Le docteur Gaudart, ayant mis surenchère sur Fourdrain, et aucun acheteur ne s'étant présenté, pour le Sacré-Cœur, ni pour Fayet, une nouvelle vente fut fixée au 2 Février 1905. C'est alors que M. Dehon fit placarder un « APPEL A LA CONSCIENCE PUBLIQUE », sur les murs de Saint-Quentin, pour féliciter ses concitoyens de s'être abstenus de toute surenchère à la vente. En fin de compte, le Sacré-Coeur fut adjugé au Père Dehon. . . Saint-Clément, à un ami de M. Legrand; et Fourdrain fut perdu... mais les bénéfices que le liquidateur en retira, ne servirent qu'à acquitter les créances hypothécaires du Sacré-Cœur.
« On a fait, comme on dit, une opération blanche.

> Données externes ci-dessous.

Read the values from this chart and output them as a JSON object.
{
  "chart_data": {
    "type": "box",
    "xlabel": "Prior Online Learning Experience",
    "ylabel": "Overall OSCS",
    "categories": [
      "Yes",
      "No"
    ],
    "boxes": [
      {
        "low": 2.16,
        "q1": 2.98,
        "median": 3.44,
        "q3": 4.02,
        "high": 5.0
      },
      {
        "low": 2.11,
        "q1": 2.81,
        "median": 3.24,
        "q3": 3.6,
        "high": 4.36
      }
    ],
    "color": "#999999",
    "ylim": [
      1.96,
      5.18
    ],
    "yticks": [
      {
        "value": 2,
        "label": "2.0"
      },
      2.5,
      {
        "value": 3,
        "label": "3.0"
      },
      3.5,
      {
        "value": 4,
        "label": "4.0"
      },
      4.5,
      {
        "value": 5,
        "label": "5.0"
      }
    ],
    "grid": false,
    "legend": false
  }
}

Il n'en est resté que des miettes, disait S. G. Monseigneur Landrieux au sujet des spoliations, dans « La leçon du passé, » mais le coup a réussi ! »

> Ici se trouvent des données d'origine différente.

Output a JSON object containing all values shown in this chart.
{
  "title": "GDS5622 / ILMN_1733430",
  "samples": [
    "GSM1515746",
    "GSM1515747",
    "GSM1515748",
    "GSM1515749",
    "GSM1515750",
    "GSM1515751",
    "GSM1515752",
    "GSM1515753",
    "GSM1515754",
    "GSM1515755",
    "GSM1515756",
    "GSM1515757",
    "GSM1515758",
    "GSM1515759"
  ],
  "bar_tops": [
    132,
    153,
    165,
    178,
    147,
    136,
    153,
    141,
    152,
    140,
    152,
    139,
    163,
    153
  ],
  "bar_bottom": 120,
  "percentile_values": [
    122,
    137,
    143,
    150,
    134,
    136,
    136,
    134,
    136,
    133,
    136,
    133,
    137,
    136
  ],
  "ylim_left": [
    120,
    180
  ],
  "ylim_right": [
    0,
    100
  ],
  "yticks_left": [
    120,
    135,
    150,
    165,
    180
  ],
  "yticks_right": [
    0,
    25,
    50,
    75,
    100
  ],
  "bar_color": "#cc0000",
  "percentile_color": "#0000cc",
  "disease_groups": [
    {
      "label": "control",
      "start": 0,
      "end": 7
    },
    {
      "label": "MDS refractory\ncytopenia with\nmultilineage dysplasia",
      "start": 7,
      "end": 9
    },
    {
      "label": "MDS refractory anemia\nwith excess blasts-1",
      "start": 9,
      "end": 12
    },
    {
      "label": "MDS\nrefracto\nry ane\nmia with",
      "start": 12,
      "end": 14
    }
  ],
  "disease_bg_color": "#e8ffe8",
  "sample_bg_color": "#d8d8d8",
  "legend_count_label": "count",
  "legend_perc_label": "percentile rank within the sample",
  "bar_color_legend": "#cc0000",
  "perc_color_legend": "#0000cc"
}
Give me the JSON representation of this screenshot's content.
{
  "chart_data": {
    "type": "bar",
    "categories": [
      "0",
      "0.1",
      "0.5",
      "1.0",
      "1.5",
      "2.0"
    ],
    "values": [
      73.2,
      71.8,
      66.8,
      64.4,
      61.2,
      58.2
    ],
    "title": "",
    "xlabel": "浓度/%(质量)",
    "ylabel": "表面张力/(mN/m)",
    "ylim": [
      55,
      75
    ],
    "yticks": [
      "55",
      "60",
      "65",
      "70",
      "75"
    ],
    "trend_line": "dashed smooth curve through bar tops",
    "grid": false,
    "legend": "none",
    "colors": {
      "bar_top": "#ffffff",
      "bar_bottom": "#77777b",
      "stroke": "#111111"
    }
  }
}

(«LE PERE DEHON ET SON OEUVRE» page 432/3)

Note 37. Blancal (Germain du St. Sacrement-Bernard), dehonien. Né à Villemur (Haute Garonne) le 20.11.1826. Entré chez les Prêtres du S.-Coeur de Toulouse, supérieur de la maison de Montauban, fut protagoniste d'un procès à Rome contre son fondateur, le P. Caussette, causant la scission de l'Institut. Les dissidents avaient demandé de s'unir à la congrégation du P. Dehon, mais celle-ci, sur les conseils du P. Eschbach, ne les avait pas acceptés. Le P. Dehon avait cependant reçu le P. Blancal le 12.3.1888 (ou, suivant le registre du personnel, en mars 1889). Il avait fait la première profession le 27.8.1889 (cf. RP, p. 18). C'était un homme très doué, grand orateur, très habile à cultiver les rapports humains mais aussi très ambitieux. Son but était de supplanter le P. Dehon au généralat. Il entraîna d'autres pères à le suivre, et la congrégation se trouva au seuil d'une division, évitée par la patience et la prudence du P. Dehon. Le P. Blancal fut supérieur de la maison-mère (S.-Coeur) et conseiller général de 1893 à 1902. Il mourut entre les bras du P. Dehon, à Fayet, le 1.12.1905.